Human Amniotic Membrane and Wound Healing

Human Amniotic Membrane and Wound Healing


Human amniotic membranes (hAMs) have shown promising results in recent studies aimed at improving wound healing. Ben Samuel John and Coll conducted a study on the 2019 full-thickness skin defects in 4 groups of 6 rats with one wound each.
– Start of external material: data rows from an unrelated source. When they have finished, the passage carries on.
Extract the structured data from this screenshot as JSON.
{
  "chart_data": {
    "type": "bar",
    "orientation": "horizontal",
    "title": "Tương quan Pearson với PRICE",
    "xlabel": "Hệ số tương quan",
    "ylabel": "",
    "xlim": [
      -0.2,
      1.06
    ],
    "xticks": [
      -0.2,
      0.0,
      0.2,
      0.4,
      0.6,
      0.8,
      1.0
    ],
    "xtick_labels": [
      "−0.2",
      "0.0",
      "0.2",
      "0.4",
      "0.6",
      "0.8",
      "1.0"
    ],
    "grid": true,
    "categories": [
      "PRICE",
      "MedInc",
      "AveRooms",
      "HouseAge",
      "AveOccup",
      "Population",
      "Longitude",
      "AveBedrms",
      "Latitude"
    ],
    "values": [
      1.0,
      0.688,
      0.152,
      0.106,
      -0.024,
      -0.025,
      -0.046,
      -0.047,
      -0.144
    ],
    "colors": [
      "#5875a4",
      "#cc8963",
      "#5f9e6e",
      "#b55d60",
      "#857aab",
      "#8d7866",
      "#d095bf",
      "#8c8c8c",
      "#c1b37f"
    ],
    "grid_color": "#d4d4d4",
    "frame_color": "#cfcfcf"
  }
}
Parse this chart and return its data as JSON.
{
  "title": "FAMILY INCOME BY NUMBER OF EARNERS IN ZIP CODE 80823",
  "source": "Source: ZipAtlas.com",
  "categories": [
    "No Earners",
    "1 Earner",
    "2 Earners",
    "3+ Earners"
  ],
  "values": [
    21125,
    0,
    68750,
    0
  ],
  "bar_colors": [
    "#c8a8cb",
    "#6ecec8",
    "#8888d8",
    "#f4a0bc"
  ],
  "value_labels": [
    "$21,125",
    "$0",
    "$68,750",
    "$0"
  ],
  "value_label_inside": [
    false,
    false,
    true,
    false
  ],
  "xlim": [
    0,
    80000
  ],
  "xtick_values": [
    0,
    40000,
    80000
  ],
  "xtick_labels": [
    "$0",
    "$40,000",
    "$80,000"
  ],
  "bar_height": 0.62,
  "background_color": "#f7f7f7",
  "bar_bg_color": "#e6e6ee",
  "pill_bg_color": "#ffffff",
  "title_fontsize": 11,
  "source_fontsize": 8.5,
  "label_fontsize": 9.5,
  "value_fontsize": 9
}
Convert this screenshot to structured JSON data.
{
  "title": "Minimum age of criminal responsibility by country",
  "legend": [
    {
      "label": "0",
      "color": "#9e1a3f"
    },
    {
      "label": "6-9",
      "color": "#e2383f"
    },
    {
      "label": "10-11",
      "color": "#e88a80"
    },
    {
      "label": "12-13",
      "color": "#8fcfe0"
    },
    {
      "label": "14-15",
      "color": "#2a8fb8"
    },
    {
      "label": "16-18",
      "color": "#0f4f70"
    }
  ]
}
Skin is a barrier against noxious agents. It helps to maintain a stable water balance. Burn injuries, tumour resections, and chronic wounds are often responsible for large skin defects which need to be covered properly. Autologous and allogenous grafts are used to cover such defects. Among these, Human amniotic membranes (hAMs) have shown promising results in recent studies aimed at improving wound healing.
It provides a stable basement membrane for cell culturing, expresses anti-immunogenic and anti-inflammatory agents, and shows good results in the treatment of wound defects, such as a wound coverage.
Ben Samuel John and Coll conducted a study on the 2019 full-thickness skin defects in 4 groups of 6 rats with one wound each. Cultivated autologous keratinocytes and fibroblasts on the hAM were created. The wound contraction was evaluated every 10 days until wound closure
The rats treated with hAM showed a tendency toward a more prominent basement membrane in the resulting scar. This interesting aspect should be investigated further for its possible effect in the prevention of pathological scars.